Yonehara K,Balint K, Noda M, Nagel G, Bamberg E, Roska B (2011)
Nature 469: 407-410. [ PDF]

Asymmetric inhibitory connections from starburst cells to SPIG1-positive directionally selective cells develop in a visual experience-independent manner between 6 and 8 days of age, as revealed by developmental ChR2 circuit mapping and trans-synaptic labeling with genetically modified rabies virus. D., and colleagues. We used the then-current, highly sensitive ChR2 developed by Drs. Bamburke and Nagel.

Abstract in Japanese


Identification of retinal ganglion cells and their projections involved in central transmission of information about upward and downward image motion.
Yonehara K, Ishikane H, Sakuta H, Shintani T, Nakamura-Yonehara K, Kamiji NL, Usui S, Noda M (2009)
PLoS One 4: e4320. [PDF]

We found that the mosaic of ganglion cells labeled by SPIG1 are directionally selective cells with upward selectivity. Electrophysiology was done in collaboration with Dr. Hiroshi Ishikane et al.

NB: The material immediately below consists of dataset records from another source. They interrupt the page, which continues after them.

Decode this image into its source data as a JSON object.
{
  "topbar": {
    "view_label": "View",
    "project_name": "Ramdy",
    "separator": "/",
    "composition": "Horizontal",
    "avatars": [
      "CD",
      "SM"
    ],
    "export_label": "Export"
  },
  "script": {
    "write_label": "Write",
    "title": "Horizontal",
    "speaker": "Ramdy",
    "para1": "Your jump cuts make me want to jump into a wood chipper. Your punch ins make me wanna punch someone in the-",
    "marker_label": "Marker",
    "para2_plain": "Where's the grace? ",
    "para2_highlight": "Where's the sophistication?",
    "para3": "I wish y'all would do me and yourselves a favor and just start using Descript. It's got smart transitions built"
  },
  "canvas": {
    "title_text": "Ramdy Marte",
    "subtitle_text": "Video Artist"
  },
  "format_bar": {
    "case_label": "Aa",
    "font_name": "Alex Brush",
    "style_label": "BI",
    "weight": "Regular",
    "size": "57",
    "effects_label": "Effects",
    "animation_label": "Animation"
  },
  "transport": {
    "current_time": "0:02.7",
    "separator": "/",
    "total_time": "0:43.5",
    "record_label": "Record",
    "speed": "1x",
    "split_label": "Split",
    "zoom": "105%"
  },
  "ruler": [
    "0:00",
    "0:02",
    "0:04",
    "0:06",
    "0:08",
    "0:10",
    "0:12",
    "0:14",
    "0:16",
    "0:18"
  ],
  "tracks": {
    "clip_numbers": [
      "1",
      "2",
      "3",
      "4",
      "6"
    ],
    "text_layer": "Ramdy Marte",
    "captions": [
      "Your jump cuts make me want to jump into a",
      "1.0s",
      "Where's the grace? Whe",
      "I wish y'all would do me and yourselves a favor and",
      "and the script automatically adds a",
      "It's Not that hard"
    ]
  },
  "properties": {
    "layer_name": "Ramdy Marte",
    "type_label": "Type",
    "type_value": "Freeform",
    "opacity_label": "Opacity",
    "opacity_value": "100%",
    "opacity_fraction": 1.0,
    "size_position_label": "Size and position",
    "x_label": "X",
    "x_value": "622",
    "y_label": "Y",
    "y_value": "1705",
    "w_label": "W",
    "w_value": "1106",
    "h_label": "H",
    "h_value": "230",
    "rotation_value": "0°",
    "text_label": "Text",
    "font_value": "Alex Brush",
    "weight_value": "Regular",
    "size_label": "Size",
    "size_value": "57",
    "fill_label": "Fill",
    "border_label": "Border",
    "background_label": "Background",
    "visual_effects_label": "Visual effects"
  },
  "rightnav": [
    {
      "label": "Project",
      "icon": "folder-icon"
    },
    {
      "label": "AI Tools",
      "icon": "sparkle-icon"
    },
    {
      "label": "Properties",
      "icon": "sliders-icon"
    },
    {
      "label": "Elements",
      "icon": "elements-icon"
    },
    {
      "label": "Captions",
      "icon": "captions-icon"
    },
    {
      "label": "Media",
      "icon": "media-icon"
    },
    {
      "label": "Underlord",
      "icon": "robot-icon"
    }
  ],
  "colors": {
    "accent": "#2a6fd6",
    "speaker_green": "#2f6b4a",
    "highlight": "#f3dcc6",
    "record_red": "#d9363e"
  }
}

Expression of SPIG1 reveals development of a retinal ganglion cell subtype projecting to the medial terminal nucleus in the mouse.
Yonehara K, Shintani T, Suzuki R, Sakuta H, Takeuchi Y, Nakamura-Yonehara K, Noda M (2008)
PLoS One 3: e1533. [ PDF]

This is the first time that we have succeeded in genetically labeling a single type of retinal ganglion cell that projects to the accessory optic system using the SPIG1 promoter, and clarified the structure and development of this cell type in detail. His thesis, which was published in SfN in 2007, opened up the new field of cell type biology of ganglia cells. This was Yonehara’s dissertation.